The early morning was spent preparing a big batch of Hood River organic cherries for the dehydrator.  We ate oodles fresh, and what is left will go in a batch of sweet cherry brandy (makes the best fruitcake for Christmas).
If you don’t have a cherry pitter, check out this tip, and these, for how to remove cherry pits.  I like the way the cherries dry better when they’re sliced fully in half, but I do pit them when making brandy, pies, feeding them to the children.
Later this afternoon, we’re going picking for sour cherries (more on that tomorrow). I’m excited to get some locally – I’ve actually never cooked with them before, and hear they make excellent pie and jam.

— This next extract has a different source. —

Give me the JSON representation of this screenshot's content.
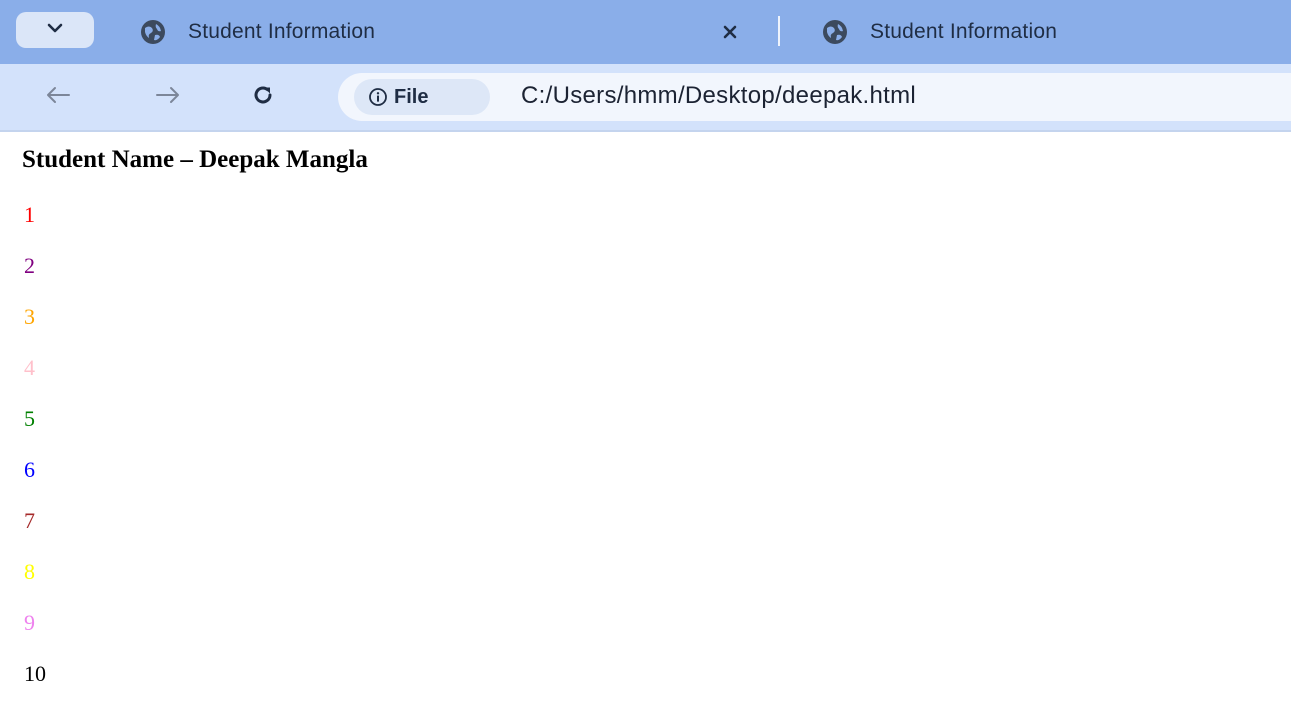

I really like preparing stone fruit for jam, drying, etc. It’s such a rhythmic, meditative process.  Gives me time to think, pray, while slicing the fruit, removing the pits to a separate pile. It reminds me a bit of traditions that use prayer beads.  It’s a very peaceful thing, really.
You are going to LOVE sour cherries. They make the best jam and I personally love them in turnovers. Ours have come and gone.
A friend of ours brought us some wonderful cherries this week. I have been enjoying them. My toddler wanted to try one, so I sliced a small bite. She said “Yummy, mama, more!” Not having a pitter and not wanting to google how to take out the pits I simply cut the cherries in small bites around the pits. After about 5 minutes of slicing, I handed a nice bowl of cherries to the toddler. She took one bite, said “Yucky, Mama” and before I could grab her dumped them in the trash. Ahhh…the joys of being a mom. I would have eaten them!
Definitely make sour cherry jam. I just made some today and it’s so, so wonderful! A true cherry flavor.